Generalized maculopapular confluent exanthema with targetoid lesions.

Generalized maculopapular confluent exanthema with targetoid lesions. Systemic corticosteroids were prescribed in six patients with violaceous areas, starting at 0.5–1 mg/kg and then tapered over the ensuing 2–4 weeks with progressive improvement. The other cases improved with topical corticosteroids. It has been suggested that underlying viral infections may increase the risk of adverse drug reactions. The association of viral infections and drug reactions has been described in many clinical situations, such as the ampicillin rash in infectious mononucleosis or the increased risk of drug reactions in AIDS patients. In DRESS syndrome, viral reactivation (especially HHV‐6) is a characteristic feature.

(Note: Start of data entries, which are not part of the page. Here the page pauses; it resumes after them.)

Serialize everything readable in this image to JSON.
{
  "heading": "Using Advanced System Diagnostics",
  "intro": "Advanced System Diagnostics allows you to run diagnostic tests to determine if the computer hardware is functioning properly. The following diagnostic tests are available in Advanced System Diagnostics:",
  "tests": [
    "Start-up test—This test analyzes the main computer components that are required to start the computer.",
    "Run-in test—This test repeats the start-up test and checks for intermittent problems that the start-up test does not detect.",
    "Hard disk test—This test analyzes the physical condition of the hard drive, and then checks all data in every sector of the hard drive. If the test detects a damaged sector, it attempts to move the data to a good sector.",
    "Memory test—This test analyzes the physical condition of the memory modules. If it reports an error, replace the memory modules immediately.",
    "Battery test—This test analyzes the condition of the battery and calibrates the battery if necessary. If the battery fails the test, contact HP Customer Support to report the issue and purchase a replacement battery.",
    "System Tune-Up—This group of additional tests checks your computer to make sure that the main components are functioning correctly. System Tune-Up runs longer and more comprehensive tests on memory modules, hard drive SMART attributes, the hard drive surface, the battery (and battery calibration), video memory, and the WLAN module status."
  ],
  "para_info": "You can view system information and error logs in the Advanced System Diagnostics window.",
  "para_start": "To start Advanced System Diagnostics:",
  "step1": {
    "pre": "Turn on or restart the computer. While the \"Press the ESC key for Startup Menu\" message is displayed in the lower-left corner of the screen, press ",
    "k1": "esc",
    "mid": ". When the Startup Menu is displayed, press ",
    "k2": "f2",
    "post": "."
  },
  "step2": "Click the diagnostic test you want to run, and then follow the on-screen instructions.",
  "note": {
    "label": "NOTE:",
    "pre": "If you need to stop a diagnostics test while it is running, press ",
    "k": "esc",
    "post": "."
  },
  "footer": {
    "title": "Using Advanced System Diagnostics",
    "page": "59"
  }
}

Antiviral immune responses may facilitate drug allergy development, and several biological mechanisms have been proposed for this effect, including excessive production of proinflammatory cytokines, which has been observed in COVID‐19. , The presence of exanthema and eosinophilia suggests a drug reaction in our patients. DRESS syndrome, although unusual, has been reported related to hydroxychloroquine but it has not been described with lopinavir/ritonavir. Other drug reactions have also been reported with the treatments used for COVID‐19 management. However, the high frequency we are observing these reactions in the COVID‐19 pandemic make us think that SARS‐CoV‐2 infection may have a role in their pathogenesis. We suggest that several exanthemas may result from interaction between antiviral immune response and drugs. Nevertheless, more studies are needed to confirm this hypothesis. We must be cautious until then. It would be therefore strongly recommended that all COVID‐19 patients with exanthema and eosinophilia were investigated for drug sensitization. We suggest that systemic corticosteroids should be considered in those exanthemas that progress to violaceous areas or target‐like lesions, since in our experience topical corticosteroids have not been able to achieve an improvement in these cases.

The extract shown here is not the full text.